You made me laugh - this has 'old man shakes fist at cloud' vibes, which is concerning as it seems we are about the same age!
If you wanted to add a header `X-In-Memorium` to any site that you control, go ahead. If anyone adds `X-Clacks-Overhead` to their site, its not going to affect you.
The My Little Pony thing seems, from an outsiders quick look, like it does meaningfully affect other people.
I think you underestimate just how much Pratchett is part of the pantheon of all time greats for many science fiction and fantasy fans. I suspect there is a considerable percentage of Pratchett fans among the people running the fractal infrastructure of the internet
There's a fun series of YouTube video essays called "The Whole Plate" that discusses film theory and critique through the lens of Michael Bay's "Transformers" movies.

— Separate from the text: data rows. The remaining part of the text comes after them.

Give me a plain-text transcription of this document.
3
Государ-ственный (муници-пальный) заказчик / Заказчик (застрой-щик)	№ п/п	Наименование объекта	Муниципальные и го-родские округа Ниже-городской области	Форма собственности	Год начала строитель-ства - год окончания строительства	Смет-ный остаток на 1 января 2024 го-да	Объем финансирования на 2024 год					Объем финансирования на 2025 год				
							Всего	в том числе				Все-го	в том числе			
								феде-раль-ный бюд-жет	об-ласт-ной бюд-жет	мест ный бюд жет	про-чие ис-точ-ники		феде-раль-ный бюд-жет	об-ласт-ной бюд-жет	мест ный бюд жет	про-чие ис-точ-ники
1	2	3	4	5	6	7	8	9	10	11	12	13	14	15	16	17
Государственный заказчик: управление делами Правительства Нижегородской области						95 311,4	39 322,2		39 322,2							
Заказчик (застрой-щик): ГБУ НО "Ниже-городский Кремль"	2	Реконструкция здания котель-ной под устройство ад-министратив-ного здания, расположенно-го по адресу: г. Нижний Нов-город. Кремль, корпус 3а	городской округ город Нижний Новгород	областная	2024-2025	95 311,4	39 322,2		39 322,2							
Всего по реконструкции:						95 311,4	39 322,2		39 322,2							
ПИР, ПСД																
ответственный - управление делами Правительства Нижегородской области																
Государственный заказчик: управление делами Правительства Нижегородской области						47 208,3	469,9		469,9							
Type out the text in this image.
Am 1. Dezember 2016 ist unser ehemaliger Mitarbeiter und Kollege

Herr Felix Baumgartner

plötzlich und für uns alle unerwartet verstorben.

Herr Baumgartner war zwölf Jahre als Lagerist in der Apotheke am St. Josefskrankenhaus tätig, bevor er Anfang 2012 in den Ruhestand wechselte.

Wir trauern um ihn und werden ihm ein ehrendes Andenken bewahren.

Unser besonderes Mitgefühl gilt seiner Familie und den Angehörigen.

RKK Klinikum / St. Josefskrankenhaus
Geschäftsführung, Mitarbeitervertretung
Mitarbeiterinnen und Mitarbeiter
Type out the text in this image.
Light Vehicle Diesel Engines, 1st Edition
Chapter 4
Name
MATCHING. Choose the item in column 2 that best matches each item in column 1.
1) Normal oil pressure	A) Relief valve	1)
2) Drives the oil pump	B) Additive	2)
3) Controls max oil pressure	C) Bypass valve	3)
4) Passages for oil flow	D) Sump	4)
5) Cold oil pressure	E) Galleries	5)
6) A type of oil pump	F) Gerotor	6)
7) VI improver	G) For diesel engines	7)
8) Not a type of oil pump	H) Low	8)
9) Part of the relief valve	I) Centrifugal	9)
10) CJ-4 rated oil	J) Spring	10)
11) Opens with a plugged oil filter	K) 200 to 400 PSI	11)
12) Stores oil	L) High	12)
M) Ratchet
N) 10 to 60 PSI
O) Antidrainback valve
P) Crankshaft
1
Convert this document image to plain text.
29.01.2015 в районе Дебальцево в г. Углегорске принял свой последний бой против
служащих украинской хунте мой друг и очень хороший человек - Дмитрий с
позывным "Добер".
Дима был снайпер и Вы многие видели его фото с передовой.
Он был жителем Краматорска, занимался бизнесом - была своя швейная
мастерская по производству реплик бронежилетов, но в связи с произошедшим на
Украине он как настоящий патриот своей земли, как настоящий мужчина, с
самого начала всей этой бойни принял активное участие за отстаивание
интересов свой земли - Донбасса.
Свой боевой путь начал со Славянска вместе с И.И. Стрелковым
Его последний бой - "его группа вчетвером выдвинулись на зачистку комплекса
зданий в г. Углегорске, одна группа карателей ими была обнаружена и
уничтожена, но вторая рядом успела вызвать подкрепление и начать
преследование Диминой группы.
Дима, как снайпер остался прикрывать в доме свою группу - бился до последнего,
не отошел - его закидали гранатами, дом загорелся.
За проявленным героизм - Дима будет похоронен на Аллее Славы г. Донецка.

Pretty fascinating stuff, ranging from cinematography shop-talk (you can't remember what happened in a Bay movie because there are rules for holding audience attention and he breaks them on purpose to make you feel anxious) to critical lenses and how the same movie tells a different story depending on the preconceptions you bring in.
The author, Lindsay Ellis, uses Bay's work for a couple of reasons: she actually enjoys the films, they're pop-culture relevant so her target audience is likely to be familiar with them, they have been heavily criticized as having little artistic merit... and they grossed like $4 billion worldwide, so at some point the conversation of what art is becomes irrelevant if the guy doing it bought a mansion off the work.
(As you noted, any debate over the artistic merit of MLP and Discworld will reveal far more about the biases of the debaters than the works themselves, so what would be the point?)
Pony Time actually reminds me of the hard-boiled egg from the revolutionary rallying cry in another Terry Pratchett story.
Part of me feels a little sad that they set it aside if I understand your story correctly. Real world politics is rife with this kind of tradition for tradition's sake. It's one of the things that ends up binding people together in the long run. Compare and contrast The Black Rod in the British Parliament and their role in summoning the Commons.